Úlcera genital sem laboratório → tratamento sindrômico para sífilis e cancroide (MS).

Resumo-Chave

Em locais com recursos diagnósticos limitados, a abordagem sindrômica para úlceras genitais é crucial. O Ministério da Saúde preconiza o tratamento empírico para sífilis e cancroide devido à alta prevalência e potencial de complicações graves, garantindo o melhor cuidado à paciente.

Contexto Educacional

As úlceras genitais representam um desafio diagnóstico e terapêutico, especialmente em regiões com poucos recursos. A abordagem sindrômica, preconizada pelo Ministério da Saúde, é fundamental para garantir o tratamento oportuno e reduzir a morbidade e a transmissão das infecções sexualmente transmissíveis (ISTs). Esta estratégia é baseada na identificação dos sintomas e sinais mais comuns, permitindo o início imediato do tratamento sem a necessidade de confirmação laboratorial. O diagnóstico diferencial das úlceras genitais inclui sífilis, herpes genital, cancroide, linfogranuloma venéreo e donovanose. Em muitos cenários clínicos, a distinção entre essas etiologias pode ser complexa. A sífilis, causada pelo Treponema pallidum, e o cancroide, causado pelo Haemophilus ducreyi, são as causas bacterianas mais prevalentes no Brasil e, se não tratadas, podem levar a complicações sistêmicas graves. A presença de úlcera única, indolor e com bordas elevadas sugere sífilis, enquanto múltiplas úlceras dolorosas com exsudato purulento e linfadenopatia inflamatória são mais típicas de cancroide. O tratamento sindrômico para úlcera genital, na ausência de laboratório, envolve a administração de medicamentos que cubram tanto a sífilis quanto o cancroide. Para sífilis, a penicilina benzatina é a escolha. Para cancroide, opções incluem azitromicina, ceftriaxona ou ciprofloxacino. É crucial orientar o paciente sobre a importância do tratamento dos parceiros sexuais e o uso de preservativos para prevenir novas infecções e reinfecções. O acompanhamento clínico é essencial para avaliar a resposta ao tratamento e identificar possíveis falhas terapêuticas.

Perguntas Frequentes

Quais ISTs causam úlcera genital?

As principais ISTs que causam úlcera genital são sífilis, herpes genital, cancroide, linfogranuloma venéreo e donovanose. A diferenciação clínica pode ser difícil sem exames laboratoriais.

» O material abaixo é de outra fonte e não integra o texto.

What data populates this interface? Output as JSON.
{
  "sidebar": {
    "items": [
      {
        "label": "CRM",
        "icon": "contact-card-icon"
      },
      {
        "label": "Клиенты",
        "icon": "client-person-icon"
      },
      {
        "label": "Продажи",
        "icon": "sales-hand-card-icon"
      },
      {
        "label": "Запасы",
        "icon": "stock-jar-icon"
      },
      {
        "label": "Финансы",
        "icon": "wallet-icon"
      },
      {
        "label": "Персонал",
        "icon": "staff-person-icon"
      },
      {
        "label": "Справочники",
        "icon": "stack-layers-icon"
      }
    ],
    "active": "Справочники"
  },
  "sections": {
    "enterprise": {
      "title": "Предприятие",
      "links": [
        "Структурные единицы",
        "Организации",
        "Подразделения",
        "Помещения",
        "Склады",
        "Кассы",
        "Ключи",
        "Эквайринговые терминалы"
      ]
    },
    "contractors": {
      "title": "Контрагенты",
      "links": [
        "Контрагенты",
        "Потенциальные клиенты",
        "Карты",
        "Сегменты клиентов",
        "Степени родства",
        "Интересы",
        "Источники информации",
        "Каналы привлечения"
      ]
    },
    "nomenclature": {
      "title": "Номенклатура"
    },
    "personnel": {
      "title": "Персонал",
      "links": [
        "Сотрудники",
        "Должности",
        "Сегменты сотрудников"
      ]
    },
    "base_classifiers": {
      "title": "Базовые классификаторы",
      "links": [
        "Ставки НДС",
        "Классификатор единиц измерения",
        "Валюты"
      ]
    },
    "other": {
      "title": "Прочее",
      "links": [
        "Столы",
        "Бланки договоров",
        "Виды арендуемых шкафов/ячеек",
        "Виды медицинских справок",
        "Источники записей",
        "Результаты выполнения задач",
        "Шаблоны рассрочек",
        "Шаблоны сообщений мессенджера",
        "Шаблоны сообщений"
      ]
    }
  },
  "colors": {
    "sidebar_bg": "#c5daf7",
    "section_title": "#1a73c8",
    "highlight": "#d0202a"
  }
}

Qual a conduta inicial para úlcera genital em locais sem laboratório?

De acordo com o Ministério da Saúde, a conduta inicial é o tratamento sindrômico para sífilis e cancroide, devido à alta prevalência dessas condições e ao potencial de complicações graves se não tratadas.

Por que tratar sífilis e cancroide empiricamente?

Sífilis e cancroide são as causas mais comuns de úlceras genitais bacterianas no Brasil e possuem tratamentos eficazes. O tratamento empírico previne complicações neurológicas, cardíacas e a transmissão, especialmente em áreas com acesso limitado a diagnóstico.